Positive impact of January 25 on the human rights community:
In a news feature published by the London-based Al-Arabi Al-Jadeed newspaper on the 10th anniversary of the 2011 revolution, Mefreh said: “There are two decisive positives in the continuation of Egyptian human rights organizations in the face of the political fluctuations in that decade. The first is financial and administrative independence, which is a prominent matter that had a major role in preserving the simple gains that the human rights community was able to receive in its confrontation with successive regimes during the decade of the revolution. Without financial and administrative independence, these organizations would suffer like the Egyptian political parties, movements and groups that were confined to their sectarian and partisan affiliations.

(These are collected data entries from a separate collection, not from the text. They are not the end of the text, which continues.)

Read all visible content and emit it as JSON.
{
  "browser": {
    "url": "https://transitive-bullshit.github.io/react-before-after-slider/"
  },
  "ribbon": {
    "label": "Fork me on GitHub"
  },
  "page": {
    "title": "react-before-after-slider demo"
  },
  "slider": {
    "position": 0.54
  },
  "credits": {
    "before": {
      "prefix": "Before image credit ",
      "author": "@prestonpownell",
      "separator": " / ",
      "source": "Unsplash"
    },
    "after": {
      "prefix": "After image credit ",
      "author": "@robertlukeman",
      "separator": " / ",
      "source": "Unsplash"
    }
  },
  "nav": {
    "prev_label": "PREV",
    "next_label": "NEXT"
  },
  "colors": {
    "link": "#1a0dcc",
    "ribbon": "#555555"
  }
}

Regarding the second positive, Mefreh added: “We can say that the Egyptian human rights community’s affiliation with international human rights standards has made those standards a tool for monitoring and accountability through which we work to evaluate the performance of these organizations in different political situations. We can say that this affiliation is a factor for its performance and its sustainability, when political division messes the society, and at a time when the Egyptian human rights community was able to shun the local government-organized non-governmental organizations (GONGOs).
The biggest negative for human rights activists in Egypt:
On the other hand, Mefreh pointed out that there is also a negative aspect in the work of the human rights community over the past 10 years. It is related to the question of the Islamists, which has been the main one constantly being asked when Egyptian human rights organizations are working to consider their positions on human rights violations. I can say that the question of ideology is one of the questions that has had a great impact on the history of the Egyptian human rights movement since its inception in the late 1980s.

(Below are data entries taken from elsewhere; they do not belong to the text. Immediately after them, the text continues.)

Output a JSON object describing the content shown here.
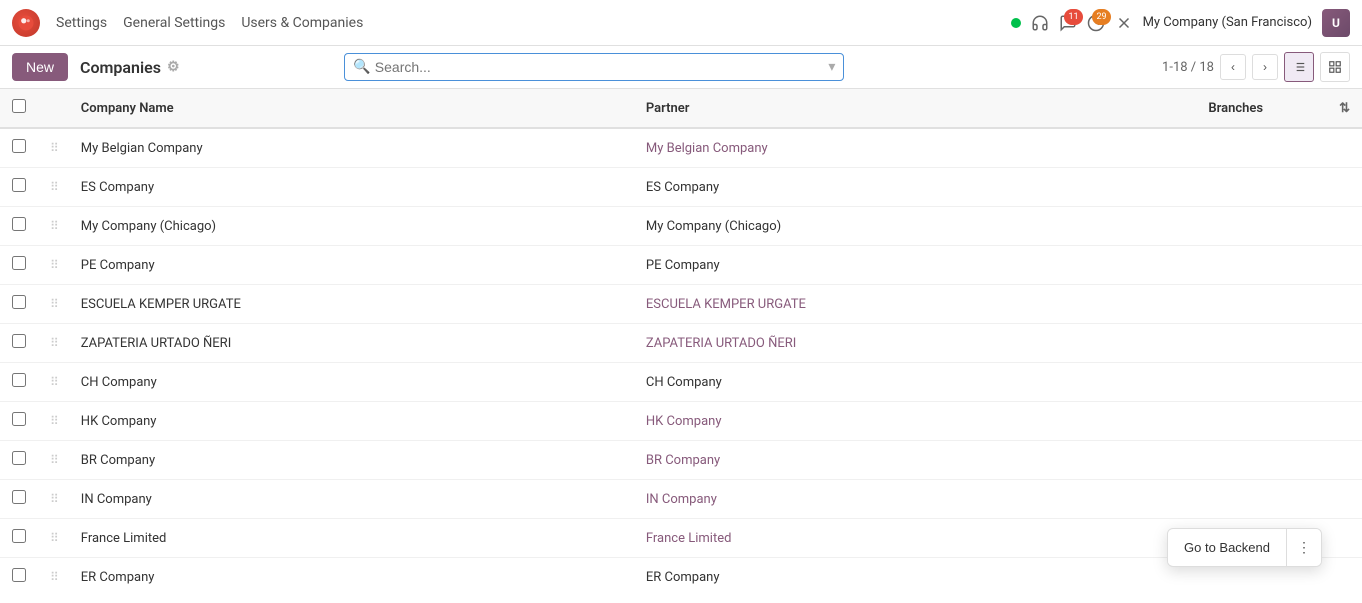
{
  "nav": {
    "logo": "O",
    "items": [
      "Settings",
      "General Settings",
      "Users & Companies"
    ],
    "company": "My Company (San Francisco)",
    "badges": {
      "chat": "11",
      "activity": "29"
    },
    "statusColor": "#00c04b"
  },
  "toolbar": {
    "new_label": "New",
    "page_title": "Companies",
    "search_placeholder": "Search...",
    "pagination": "1-18 / 18",
    "view_list_label": "List View",
    "view_kanban_label": "Kanban View"
  },
  "table": {
    "headers": {
      "company_name": "Company Name",
      "partner": "Partner",
      "branches": "Branches"
    },
    "rows": [
      {
        "company": "My Belgian Company",
        "partner": "My Belgian Company",
        "partner_link": true,
        "branches": ""
      },
      {
        "company": "ES Company",
        "partner": "ES Company",
        "partner_link": false,
        "branches": ""
      },
      {
        "company": "My Company (Chicago)",
        "partner": "My Company (Chicago)",
        "partner_link": false,
        "branches": ""
      },
      {
        "company": "PE Company",
        "partner": "PE Company",
        "partner_link": false,
        "branches": ""
      },
      {
        "company": "ESCUELA KEMPER URGATE",
        "partner": "ESCUELA KEMPER URGATE",
        "partner_link": true,
        "branches": ""
      },
      {
        "company": "ZAPATERIA URTADO ÑERI",
        "partner": "ZAPATERIA URTADO ÑERI",
        "partner_link": true,
        "branches": ""
      },
      {
        "company": "CH Company",
        "partner": "CH Company",
        "partner_link": false,
        "branches": ""
      },
      {
        "company": "HK Company",
        "partner": "HK Company",
        "partner_link": true,
        "branches": ""
      },
      {
        "company": "BR Company",
        "partner": "BR Company",
        "partner_link": true,
        "branches": ""
      },
      {
        "company": "IN Company",
        "partner": "IN Company",
        "partner_link": true,
        "branches": ""
      },
      {
        "company": "France Limited",
        "partner": "France Limited",
        "partner_link": true,
        "branches": ""
      },
      {
        "company": "ER Company",
        "partner": "ER Company",
        "partner_link": false,
        "branches": ""
      }
    ]
  },
  "goto_backend": {
    "label": "Go to Backend"
  }
}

Mefreh added: “You should know that the Egyptian human rights community is able to answer questions of foreign funding and answer them as the second main issue after the Islamists issue, but it has not yet found a final answer about how it deals with the Islamists, and what happened after the 2013 military coup. The massacre of Rabaa Al-Adawiya and its sequels is evidence of that. He continued: “Despite this, the human rights civil society was able to gather its diaspora and return by the end of 2014 to be in line with human rights principles and standards again.”
Mefreh said, “The role of the Egyptian human rights community increased after the emergence of a new generation of Egyptian human rights organizations, and after the role that Egyptian human rights defenders play in the diaspora grew, and culminated with the emergence of the Egyptian Forum for Human Rights (March 2019), which is an independent gathering of defenders, and Egyptian women human rights defenders (currently residing in Europe and America) who are united by an indivisible belief in the universal values of human rights, and a common general vision of the need to establish a political system in Egypt, based on respect for the principles of human rights, democracy and citizenship.
The human rights community is the only force moving in Egypt now:
The newspaper report argued that civil society in Egypt, despite the state of political death in Egypt and the decline of all traditional political forces, remains the only force that was allowed to operate, taking advantage of its close links with Western governments and organizations that guaranteed it some kind of protection against the brutal strikes of the regime.
The newspaper also saw that some people working in public affairs in Egypt are betting on Egyptian human rights workers who have strong foreign relations, and who sometimes present themselves as politicians, but without a specific ideology, vision, or even clear alliances that would enable them to bring about a radical change in the political system. Over the past ten years, Egyptian rights workers have found themselves facing several tests that have made their activity a subject of division even among them, and regarding the politicians’ view of their role, amid questions about their ability to influence the scene.